The fellows have also had a broad range of academic and career experiences, contributing unique perspectives to the central policy focuses of the initiative.
Tristan Irwin GRD ’23, who recently left the U.S. Army after nine years of service, previously worked as a special operations civil affairs officer in Moldova. Irwin’s team worked to strengthen the relationship between the United States and Moldova while helping Moldovan communities become more resilient against threats that ranged from natural disaster to foreign disinformation.
“Face-to-face outreach and engagement, small-scale development assistance projects, subject matter expert exchanges and interagency collaboration were all part of our repertoire,” Irwin wrote in an email to the News. “I enjoy the kind of work that aims to improve people’s quality of life, and the Kerry Fellowship’s focus areas are very much oriented towards that as well, though at a more strategic level.”
Jesse Bryant GRD ’26, whose research primarily focuses on the link between climate change and white nationalism, said that he hopes he can contribute to the climate initiative by researching various external effects of climate change which members of the Kerry Initiative might not otherwise consider.

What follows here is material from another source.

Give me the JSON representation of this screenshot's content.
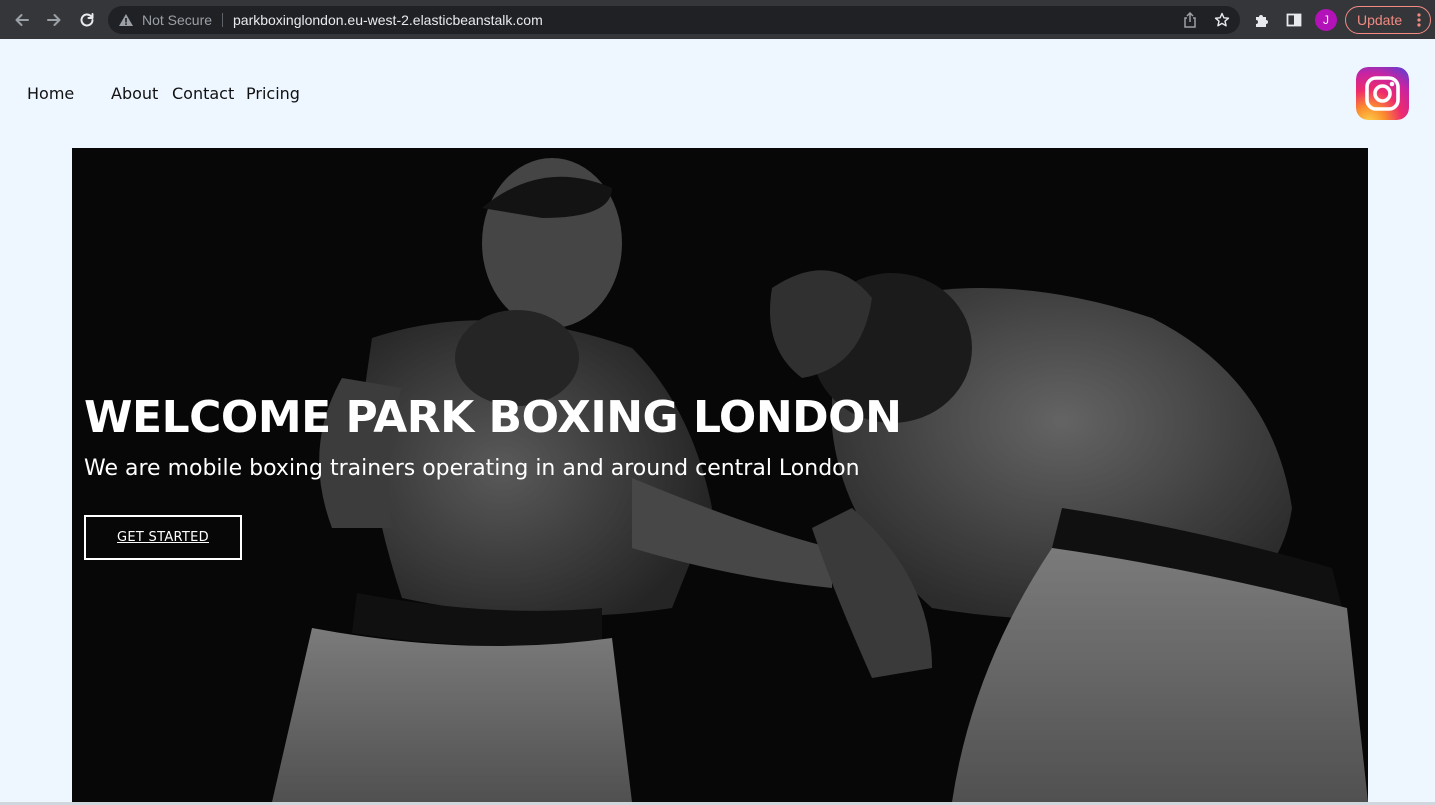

Bryant explained that much of his research deals with white supremacist movements that perceive climate destruction as “a great opportunity to take back a white homeland.”

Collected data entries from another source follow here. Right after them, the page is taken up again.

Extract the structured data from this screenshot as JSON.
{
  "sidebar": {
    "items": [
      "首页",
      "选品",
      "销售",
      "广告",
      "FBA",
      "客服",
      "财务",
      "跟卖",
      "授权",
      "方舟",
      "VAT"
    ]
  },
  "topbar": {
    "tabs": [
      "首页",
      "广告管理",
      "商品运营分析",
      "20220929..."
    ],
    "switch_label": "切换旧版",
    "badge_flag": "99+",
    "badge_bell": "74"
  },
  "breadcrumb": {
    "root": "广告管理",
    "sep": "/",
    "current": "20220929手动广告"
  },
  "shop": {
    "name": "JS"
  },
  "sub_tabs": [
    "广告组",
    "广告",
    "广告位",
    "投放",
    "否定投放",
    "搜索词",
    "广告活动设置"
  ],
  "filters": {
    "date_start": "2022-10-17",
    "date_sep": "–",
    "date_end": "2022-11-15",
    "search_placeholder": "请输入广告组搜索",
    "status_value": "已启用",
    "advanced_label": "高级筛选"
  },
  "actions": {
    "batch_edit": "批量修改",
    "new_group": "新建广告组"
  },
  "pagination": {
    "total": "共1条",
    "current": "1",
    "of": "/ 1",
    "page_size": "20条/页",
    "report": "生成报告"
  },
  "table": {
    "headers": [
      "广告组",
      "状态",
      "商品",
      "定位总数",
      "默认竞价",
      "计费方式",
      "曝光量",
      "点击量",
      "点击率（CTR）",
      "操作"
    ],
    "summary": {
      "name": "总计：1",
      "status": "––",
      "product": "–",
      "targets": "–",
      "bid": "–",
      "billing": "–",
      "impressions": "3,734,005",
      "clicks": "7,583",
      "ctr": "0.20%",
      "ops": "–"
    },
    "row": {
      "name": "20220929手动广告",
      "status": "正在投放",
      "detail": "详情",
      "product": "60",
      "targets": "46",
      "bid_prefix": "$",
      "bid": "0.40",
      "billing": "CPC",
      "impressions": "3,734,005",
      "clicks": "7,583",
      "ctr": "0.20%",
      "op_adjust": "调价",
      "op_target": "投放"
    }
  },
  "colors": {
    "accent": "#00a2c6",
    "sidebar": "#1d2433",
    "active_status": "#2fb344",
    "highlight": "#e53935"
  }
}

“Terrorism requires policy, but it also requires people knowing what the hell’s going on, and being able to talk about why people might feel that way,” Bryant said. “ It’s just bringing that kind of stuff out of the darkness, where it’s operated and continues to operate throughout the history of our country here and across the world, too.”
Several of the fellows said that the opportunity to collaborate with the rest of the cohort had been a significant draw for them in applying to the program.
Jackson du Pont ’22 compared the program’s diversity to that of the “best seminars” he has taken at Yale, which bring together a broad range of perspectives and academic experiences.
“The fellows are just really great people,” Lim said. “Overall, they’re really great personalities, and I think everybody’s really proactive about getting to know each other and coordinating social events together. They’re interested in forming these connections that last beyond just the academic year, and they form relationships that really help them navigate both their professional and personal lives beyond the program.”
Now that the Kerry Initiative has been established for several years, Wade said, fellows have the benefit of mentorship from alumni of the program, as well as from the program’s leaders. Wade added that fellows who happened to attend COP26 were able to connect with Kerry Initiative alumni who were also in attendance, as well as with Kerry himself.
For many of the fellows, Kerry’s influence was a driving factor in the decision to apply to the program.
“I’m from Massachusetts, so Kerry was my home state senator and I always looked up to him,” Kerry Fellow Drew D’Alelio SOM ’22 GRD ’22 said. “A lot of his work really inspired me to work on global challenges, in particular, the Paris Agreement, and the reopening with Cuba. As someone who’s focused on climate change in my own work, and a Cuban American, his work on that was particularly inspiring. I think he was just always a personal role model.”
Bryant emphasized that the program provides a unique opportunity for the Kerry Initiative’s fellows and leaders to learn from each other.
“I would imagine hanging out with David Wade will be cool,” Bryant said. “I think mentorship goes both ways. I have a lot of things I want to bring up with him, too.”
Kerry served as Secretary of State from 2013 to 2017.